Seré más contundente aún, porque no es momento para buenos modales de señorito inglés: Noceti, Bullrich, Macri, ¿dónde carajo tiene Gendarmería retenido ilegalmente a Santiago? Rindan cuentas. Háganse cargo. Que aparezca ya mismo, y más les vale que con vida.
* * *
Pero hay una pregunta que sí podemos –y debemos– hacernos nosotros, por muy dolorosa que nos resulte responderla: ¿por qué Gendarmería no ha devuelto a Santiago? La hipótesis más obvia es que, si eso sucediera, el testimonio de la víctima, o su cuerpo, o ambas cosas, podrían confirmar las peores sospechas… ¿Golpiza brutal? ¿Maltratos y humillaciones? ¿Apremios ilegales? ¿Cautiverio clandestino? ¿Tortura? ¿Muerte? No sabemos cuál de estas opciones, o cuáles, son reales. Pero resulta evidente que algo malo ha sucedido, y que lo están ocultando. Si Santiago reapareciera, y su testimonio o su cuerpo corroboraran el accionar criminal de sus captores uniformados, el escándalo sería mayúsculo, tremendo, y la imagen pública no sólo de Gendarmería, sino de todo el gobierno, quedaría hecha añicos.
Y está claro algo: aun en el caso de que los gendarmes que cometieron el delito (sea cual fuere su ulterior gravedad, la cual desconocemos) hayan actuado motu proprio, sin haber recibido órdenes superiores, lo cierto es que el Poder Ejecutivo Nacional, al decidir encubrir a los autores, por cualquier razón que tuviera para hacerlo (solidaridad corporativa, afinidad ideológica o cálculo político), se vuelve automáticamente cómplice del hecho. Vale decir que la responsabilidad del gobierno no es sólo política, sino también penal, ya sea por mandar hacer, o ya sea por apañar lo que se hizo.
Hay, empero, otra conjetura verosímil, aun más terrible: Gendarmería bien pudo no haber devuelto a Santiago con la intención deliberada, premeditada, de sembrar el terror, de amedrentar a los mapuches e inducirlos a que abandonen la lucha. Dicho de otro modo: terrorismo de estado en su máxima expresión.

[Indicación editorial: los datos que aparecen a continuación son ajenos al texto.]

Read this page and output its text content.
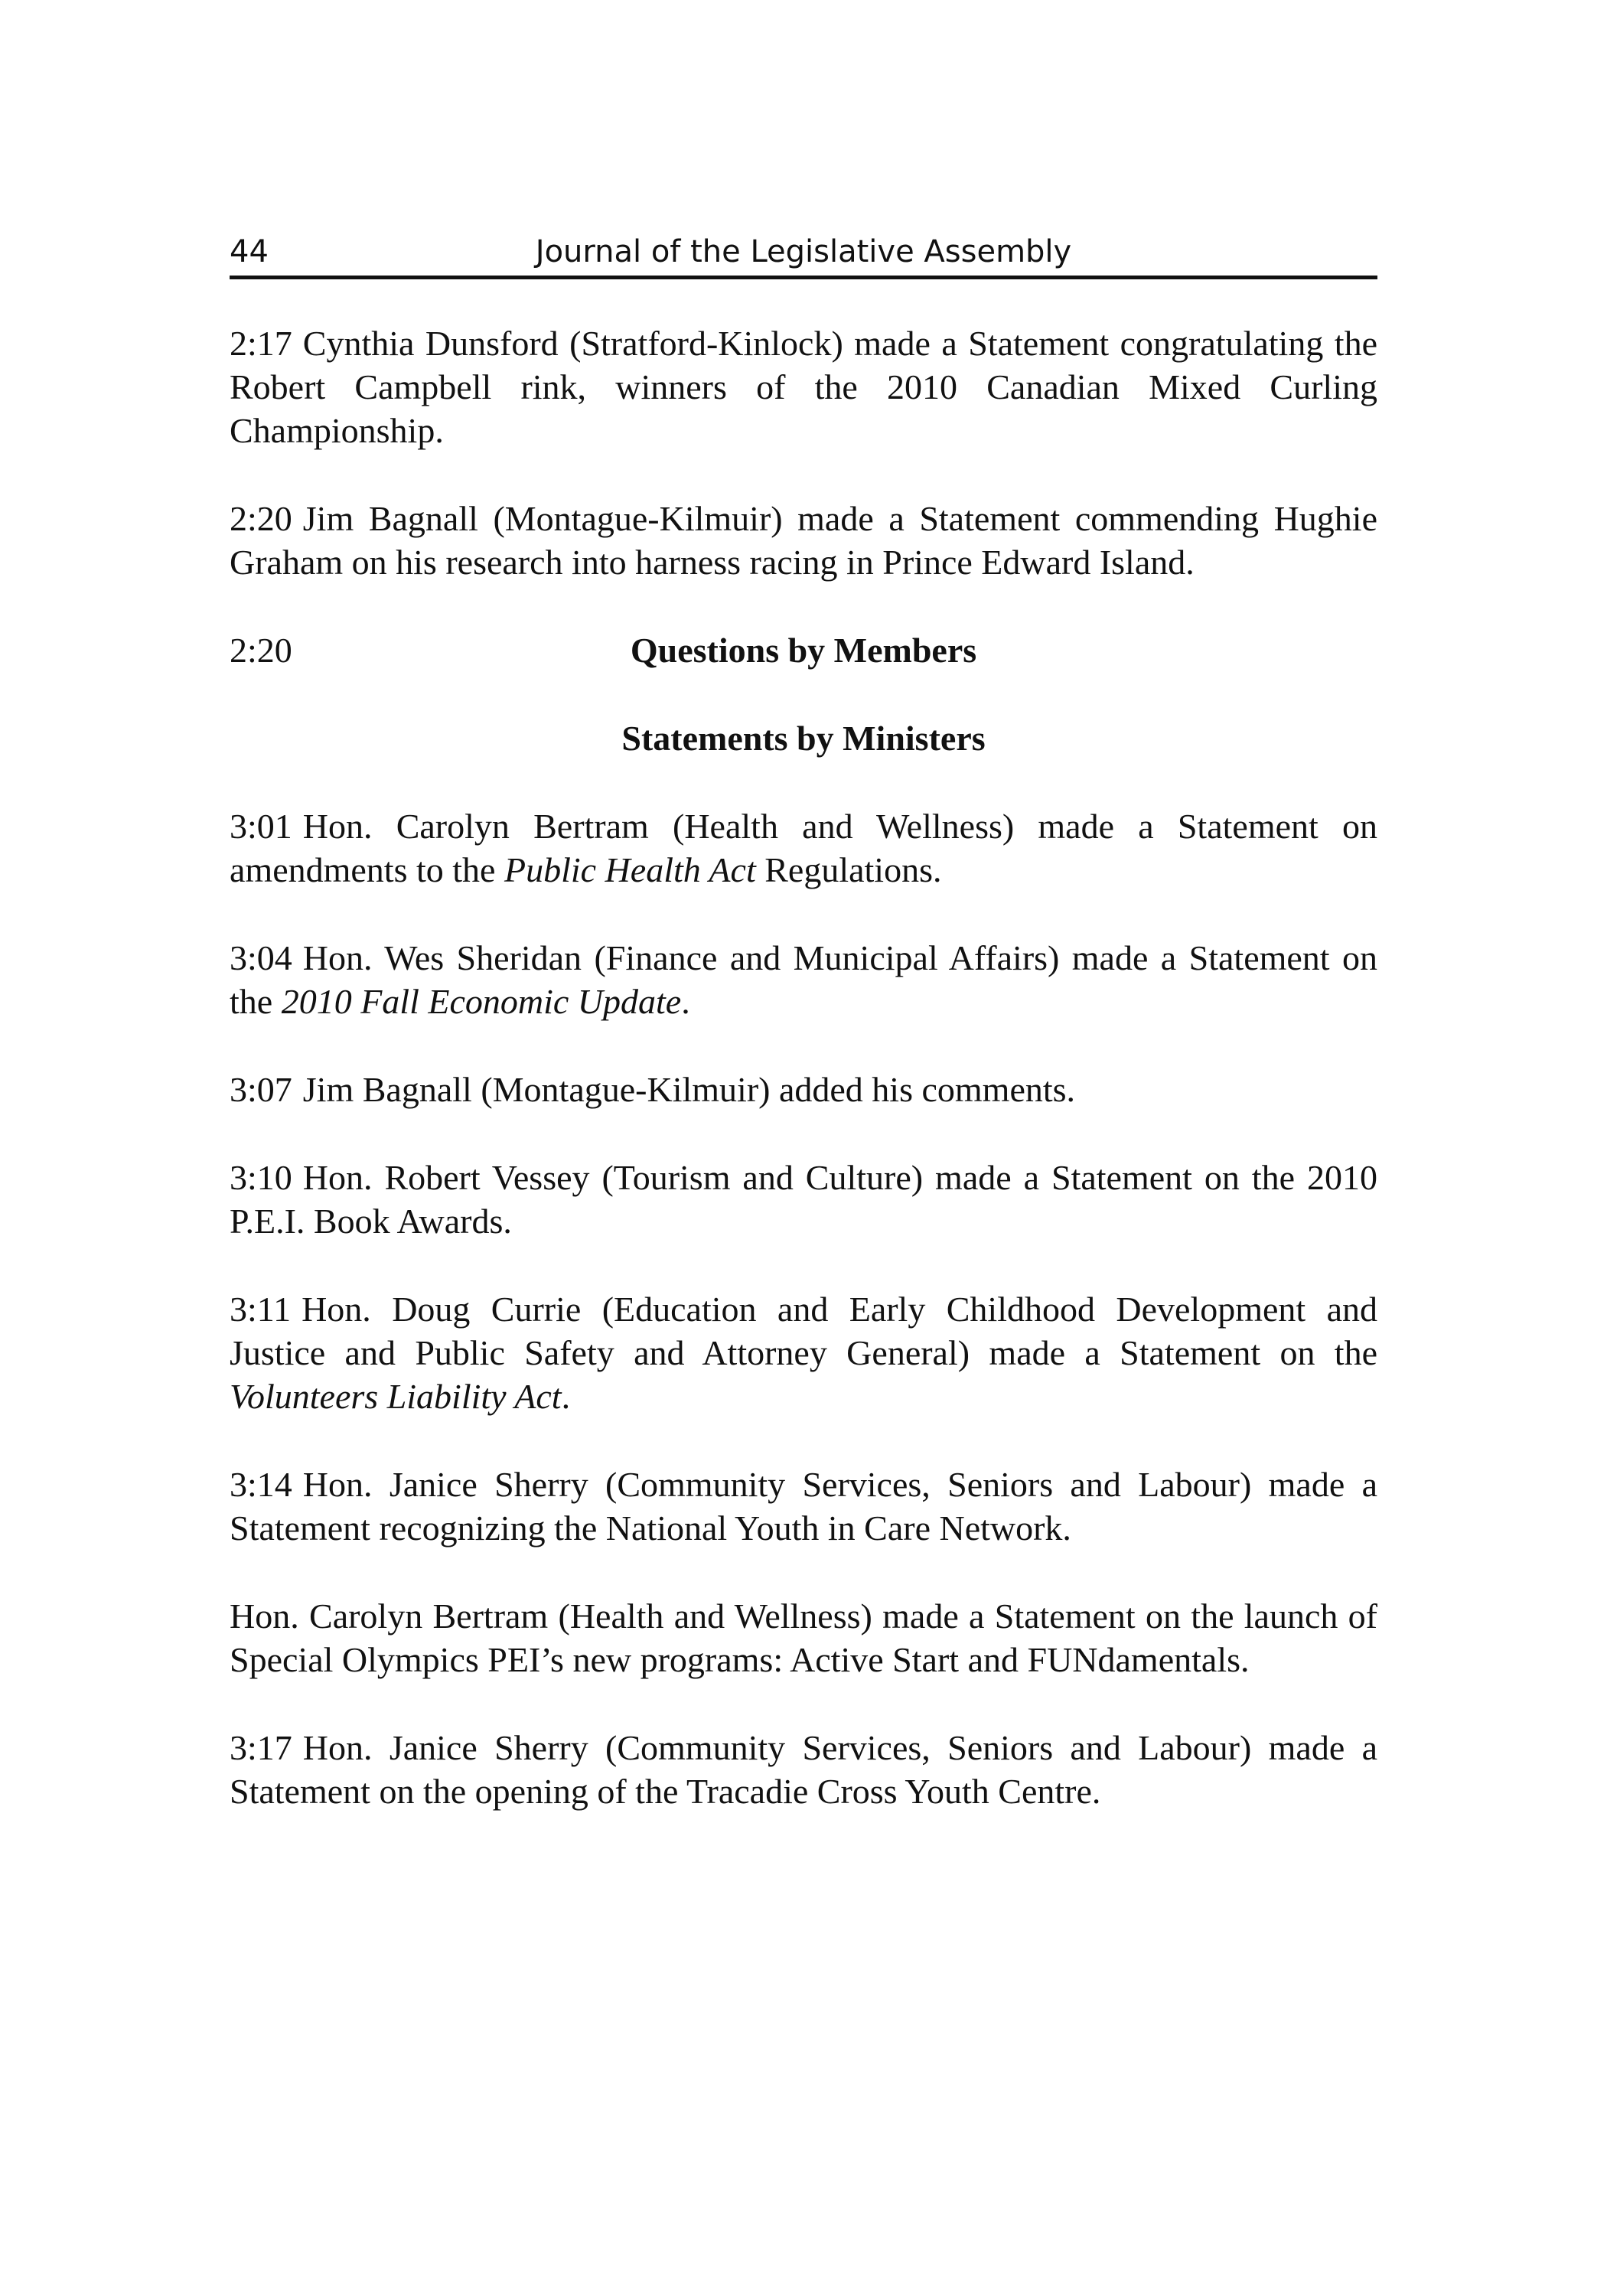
44	Journal of the Legislative Assembly

2:17 Cynthia Dunsford (Stratford-Kinlock) made a Statement congratulating the Robert Campbell rink, winners of the 2010 Canadian Mixed Curling Championship.

2:20 Jim Bagnall (Montague-Kilmuir) made a Statement commending Hughie Graham on his research into harness racing in Prince Edward Island.

2:20	Questions by Members
Statements by Ministers

3:01 Hon. Carolyn Bertram (Health and Wellness) made a Statement on amendments to the Public Health Act Regulations.

3:04 Hon. Wes Sheridan (Finance and Municipal Affairs) made a Statement on the 2010 Fall Economic Update.

3:07 Jim Bagnall (Montague-Kilmuir) added his comments.

3:10 Hon. Robert Vessey (Tourism and Culture) made a Statement on the 2010 P.E.I. Book Awards.

3:11 Hon. Doug Currie (Education and Early Childhood Development and Justice and Public Safety and Attorney General) made a Statement on the Volunteers Liability Act.

3:14 Hon. Janice Sherry (Community Services, Seniors and Labour) made a Statement recognizing the National Youth in Care Network.

Hon. Carolyn Bertram (Health and Wellness) made a Statement on the launch of Special Olympics PEI’s new programs: Active Start and FUNdamentals.

3:17 Hon. Janice Sherry (Community Services, Seniors and Labour) made a Statement on the opening of the Tracadie Cross Youth Centre.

Conocemos muy bien, como sociedad, la lógica de este modus operandi: desaparecer a una persona para disciplinar a muchas otras mediante el miedo traumático. Es una lógica simple, muy básica, pero no por ello exenta de eficacia, como la historia de la última dictadura acredita con creces.
Va de suyo que esta segunda hipótesis supone que hubo un plan gubernamental. No sería creíble que un puñado de gendarmes decidiera espontáneamente, in situ, implementar una táctica terrorista de miras político-ideológicas tan amplias.
No sabemos a ciencia cierta qué pasó, si Santiago sigue vivo o no (ojalá que sí). Pero todo indica que algo grave pasó, y que están haciendo todo lo posible para evitar que esa verdad peligrosa salga a la luz. De este gobierno reaccionario y represor cabe esperar cualquier cosa.
La desaparición forzada de Santiago, independientemente de cuál sea su desenlace, representa ya la reaparición del terror. Que el vacío de su ausencia sea llenado con nuestra lucha, no con nuestro miedo.